Secrecy and doubt still shroud the labor conditions at Abu Dhabi’s Saadiyat Island, where the Guggenheim is building a new museum, according to the artist-led activist group GulfLabor. In a dispatch sent last week, the organization says it is concerned with both the rights of the migrant workers at the camp and with the labor monitor itself, PricewaterhouseCoopers, which they say has ties to the government.

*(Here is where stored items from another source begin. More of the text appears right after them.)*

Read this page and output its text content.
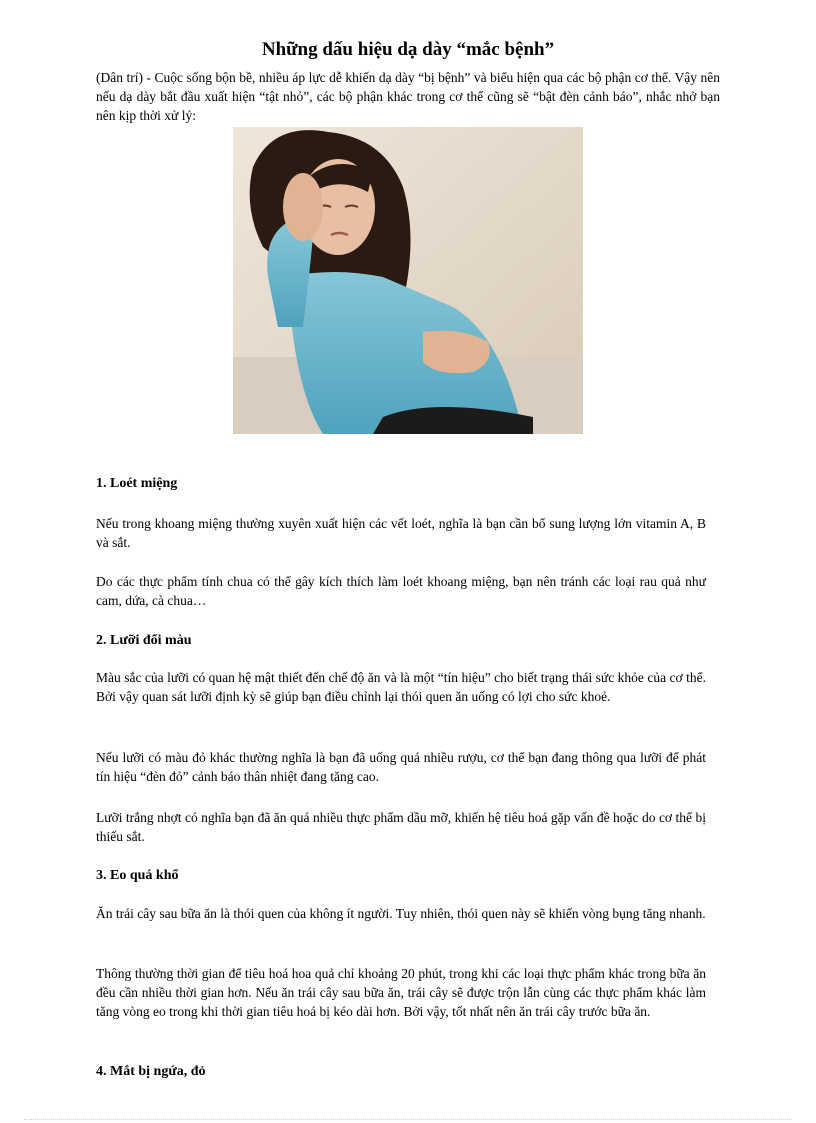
Những dấu hiệu dạ dày “mắc bệnh”

(Dân trí) - Cuộc sống bộn bề, nhiều áp lực dễ khiến dạ dày “bị bệnh” và biểu hiện qua các bộ phận cơ thể. Vậy nên nếu dạ dày bắt đầu xuất hiện “tật nhỏ”, các bộ phận khác trong cơ thể cũng sẽ “bật đèn cảnh báo”, nhắc nhở bạn nên kịp thời xử lý:

1. Loét miệng

Nếu trong khoang miệng thường xuyên xuất hiện các vết loét, nghĩa là bạn cần bổ sung lượng lớn vitamin A, B và sắt.

Do các thực phẩm tính chua có thể gây kích thích làm loét khoang miệng, bạn nên tránh các loại rau quả như cam, dứa, cà chua…

2. Lưỡi đổi màu

Màu sắc của lưỡi có quan hệ mật thiết đến chế độ ăn và là một “tín hiệu” cho biết trạng thái sức khỏe của cơ thể. Bởi vậy quan sát lưỡi định kỳ sẽ giúp bạn điều chỉnh lại thói quen ăn uống có lợi cho sức khoẻ.

Nếu lưỡi có màu đỏ khác thường nghĩa là bạn đã uống quá nhiều rượu, cơ thể bạn đang thông qua lưỡi để phát tín hiệu “đèn đỏ” cảnh báo thân nhiệt đang tăng cao.

Lưỡi trắng nhợt có nghĩa bạn đã ăn quá nhiều thực phẩm dầu mỡ, khiến hệ tiêu hoá gặp vấn đề hoặc do cơ thể bị thiếu sắt.

3. Eo quá khổ

Ăn trái cây sau bữa ăn là thói quen của không ít người. Tuy nhiên, thói quen này sẽ khiến vòng bụng tăng nhanh.

Thông thường thời gian để tiêu hoá hoa quả chỉ khoảng 20 phút, trong khi các loại thực phẩm khác trong bữa ăn đều cần nhiều thời gian hơn. Nếu ăn trái cây sau bữa ăn, trái cây sẽ được trộn lẫn cùng các thực phẩm khác làm tăng vòng eo trong khi thời gian tiêu hoá bị kéo dài hơn. Bởi vậy, tốt nhất nên ăn trái cây trước bữa ăn.

4. Mắt bị ngứa, đỏ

GulfLabor, whose members include artists Doug Ashford, Hans Haacke, and Walid Raad, argues that PricewaterhouseCoopers shouldn’t have submitted its September 28th report to the state-run tourism board before releasing it to the public, allowing the agency to respond and potentially shape the findings. The group also worries that the report is based primarily on scheduled interviews with workers, providing a less transparent picture than if they had conducted surprise check-ups.

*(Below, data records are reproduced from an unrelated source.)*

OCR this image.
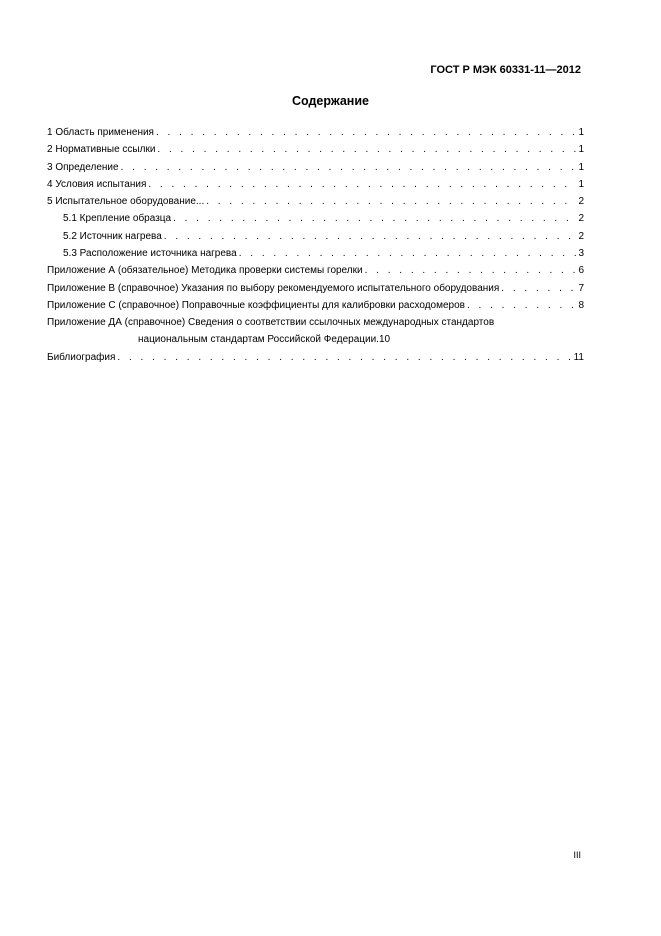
ГОСТ Р МЭК 60331-11—2012
Содержание
1 Область применения . . .	1
2 Нормативные ссылки . . .	1
3 Определение . . .	1
4 Условия испытания . . .	1
5 Испытательное оборудование... . . .	2
5.1 Крепление образца . . .	2
5.2 Источник нагрева . . .	2
5.3 Расположение источника нагрева . . .	3
Приложение А (обязательное) Методика проверки системы горелки . . .	6
Приложение В (справочное) Указания по выбору рекомендуемого испытательного оборудования . . .	7
Приложение С (справочное) Поправочные коэффициенты для калибровки расходомеров . . .	8
Приложение ДА (справочное) Сведения о соответствии ссылочных международных стандартов
национальным стандартам Российской Федерации. 10
Библиография . . .	11
III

Still, the decision to publish the report at all is “a sign of [the tourism board] exerting effort towards addressing the condition of workers on Saadiyat Island,” the group writes. And there was still no shortage of problems outlined in the study, which found workers being required to pay recruitment fees, a lack of drinking water, poor living conditions overall, and few outlets to report abuses.
GulfLabor has requested a meeting with the Guggenheim to discuss the recent findings.